Wiebke: Viele der Älteren in unserer Initiative haben sich vorher in Oberhausen engagiert, erst im K14, und dann, als die dort rausgeflogen sind, als K14-Exil im Druckluft. Die haben v.a. Discos veranstaltet, aber es war auch ein Versuch, sich an einem etablierten Zentrum mit eigenen Ideen zu beteiligen. Viele dieser Leute waren Mülheimer, die nach dem Ende des Kassenbergs, als es in Mülheim keinen entsprechenden Ort mehr gab, in die Nachbarstadt gegangen sind. Diese Leute gehörten zu denen, die schon konkrete Vorstellungen besaßen, wie ein solches Zentrum aussehen könnte und die Initiative deswegen stark gepusht haben. Mit der Besetzung aber kamen neue dazu, und dann gab es natürlich viele unterschiedliche Meinungen. Ein paar Leute wollten so etwas wie das Druckluft haben, also ziemlich klassisch: Bandprobenräume, eine Kneipe, Discos, Gruppenräume, politische Veranstaltungen, Sozialberatung etc. Aber mit der Besetzung kamen auch Menschen in die Initiative, die unter einem autonomen Zentrum nicht nur 'selbstverwaltet' verstanden haben, sondern wirklich autonom. Wobei auch hier die Vorstellungen bis heute auseinanderklaffen, was mit diesem Begriff genau verbunden wird: ob man z.B. Geld annimmt oder nicht, welche Dinge in einem solchen Zentrum stattfinden sollen und welche auf keinen Fall.

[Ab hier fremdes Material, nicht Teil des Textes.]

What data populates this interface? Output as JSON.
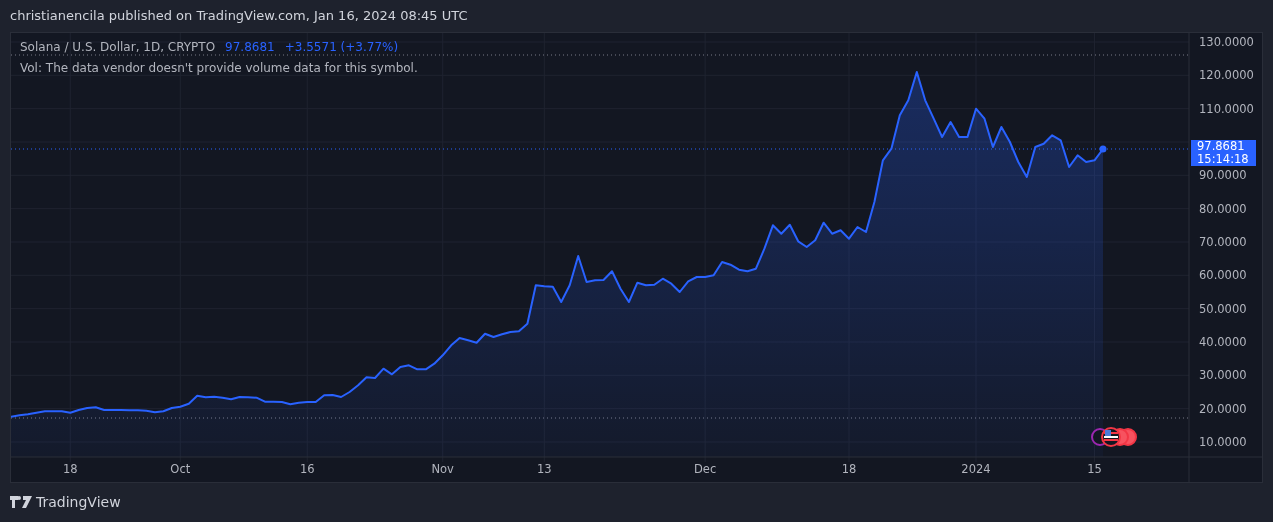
{
  "header": {
    "text": "christianencila published on TradingView.com, Jan 16, 2024 08:45 UTC"
  },
  "legend": {
    "symbol": "Solana / U.S. Dollar, 1D, CRYPTO",
    "price": "97.8681",
    "change": "+3.5571 (+3.77%)",
    "volume_note": "Vol: The data vendor doesn't provide volume data for this symbol."
  },
  "price_tag": {
    "price": "97.8681",
    "countdown": "15:14:18"
  },
  "chart": {
    "chart_data": {
      "type": "area",
      "series": [
        {
          "color": "#2962ff",
          "values": [
            17.6,
            18.0,
            18.3,
            18.8,
            19.2,
            19.2,
            19.2,
            18.8,
            19.6,
            20.2,
            20.4,
            19.6,
            19.6,
            19.6,
            19.5,
            19.5,
            19.4,
            18.9,
            19.2,
            20.2,
            20.6,
            21.5,
            23.9,
            23.4,
            23.6,
            23.3,
            22.8,
            23.5,
            23.4,
            23.3,
            22.1,
            22.1,
            22.0,
            21.3,
            21.8,
            22.0,
            22.0,
            24.0,
            24.1,
            23.5,
            25.0,
            27.0,
            29.4,
            29.2,
            32.0,
            30.3,
            32.5,
            33.0,
            31.8,
            31.8,
            33.5,
            36.0,
            39.0,
            41.2,
            40.5,
            39.8,
            42.5,
            41.5,
            42.3,
            43.0,
            43.2,
            45.5,
            57.0,
            56.7,
            56.6,
            52.0,
            57.0,
            65.8,
            58.0,
            58.5,
            58.6,
            61.2,
            56.0,
            52.0,
            57.8,
            57.0,
            57.2,
            59.0,
            57.5,
            55.0,
            58.2,
            59.5,
            59.5,
            60.0,
            64.0,
            63.2,
            61.7,
            61.2,
            62.0,
            68.0,
            75.0,
            72.5,
            75.2,
            70.2,
            68.5,
            70.5,
            75.8,
            72.5,
            73.5,
            71.0,
            74.5,
            73.0,
            82.0,
            94.5,
            98.0,
            108.0,
            112.5,
            121.0,
            112.5,
            107.0,
            101.5,
            106.0,
            101.5,
            101.5,
            110.0,
            107.0,
            98.5,
            104.5,
            100.0,
            94.0,
            89.5,
            98.5,
            99.5,
            102.0,
            100.5,
            92.5,
            96.0,
            94.0,
            94.5,
            97.9
          ]
        }
      ],
      "categories": [
        null,
        null,
        null,
        null,
        null,
        null,
        null,
        "18",
        null,
        null,
        null,
        null,
        null,
        null,
        null,
        null,
        null,
        null,
        null,
        null,
        "Oct",
        null,
        null,
        null,
        null,
        null,
        null,
        null,
        null,
        null,
        null,
        null,
        null,
        null,
        null,
        "16",
        null,
        null,
        null,
        null,
        null,
        null,
        null,
        null,
        null,
        null,
        null,
        null,
        null,
        null,
        null,
        "Nov",
        null,
        null,
        null,
        null,
        null,
        null,
        null,
        null,
        null,
        null,
        null,
        "13",
        null,
        null,
        null,
        null,
        null,
        null,
        null,
        null,
        null,
        null,
        null,
        null,
        null,
        null,
        null,
        null,
        null,
        null,
        "Dec",
        null,
        null,
        null,
        null,
        null,
        null,
        null,
        null,
        null,
        null,
        null,
        null,
        null,
        null,
        null,
        null,
        "18",
        null,
        null,
        null,
        null,
        null,
        null,
        null,
        null,
        null,
        null,
        null,
        null,
        null,
        null,
        "2024",
        null,
        null,
        null,
        null,
        null,
        null,
        null,
        null,
        null,
        null,
        null,
        null,
        null,
        "15",
        null
      ],
      "ylim": [
        5.5,
        132.7
      ],
      "grid": true,
      "ref_lines": [
        {
          "axis": "y",
          "value": 126.1,
          "color": "#787b86"
        },
        {
          "axis": "y",
          "value": 17.2,
          "color": "#787b86"
        },
        {
          "axis": "y",
          "value": 97.9,
          "color": "#2962ff"
        }
      ],
      "yticks": [
        {
          "value": 10,
          "label": "10.0000"
        },
        {
          "value": 20,
          "label": "20.0000"
        },
        {
          "value": 30,
          "label": "30.0000"
        },
        {
          "value": 40,
          "label": "40.0000"
        },
        {
          "value": 50,
          "label": "50.0000"
        },
        {
          "value": 60,
          "label": "60.0000"
        },
        {
          "value": 70,
          "label": "70.0000"
        },
        {
          "value": 80,
          "label": "80.0000"
        },
        {
          "value": 90,
          "label": "90.0000"
        },
        {
          "value": 110,
          "label": "110.0000"
        },
        {
          "value": 120,
          "label": "120.0000"
        },
        {
          "value": 130,
          "label": "130.0000"
        }
      ]
    }
  },
  "footer": {
    "brand": "TradingView"
  }
}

Peter: Auf jeden Fall kam durch die Besetzung eine Radikalisierung in das Projekt. Die Initiative hat sich ja jahrelang getroffen und sich geäußert: in Form von Flugblättern, in Zeitungen etc.. Doch dann gab es die Demonstration, von der sich in der Szene herumgesprochen hatte, daß es in ihrem Anschluß zu einer Besetzung kommen würde - auf dem Flyer stand: anschließend Party, und da war schon klar, was los ist. So kamen viele Leute zu dieser Demo, die an den Vorbereitungstreffen der Initiative nicht beteiligt waren. Das haben wir auch so gewollt, wir haben den Termin bewußt an den Beginn der Osterferien gelegt, weil wir wußten, daß dort viele Leute Zeit haben werden, in drei Wochen das Gebäude mit in Schuß zu bringen. Das war dann auch der Fall: viele Kids waren begeistert über so schöne Osterferien.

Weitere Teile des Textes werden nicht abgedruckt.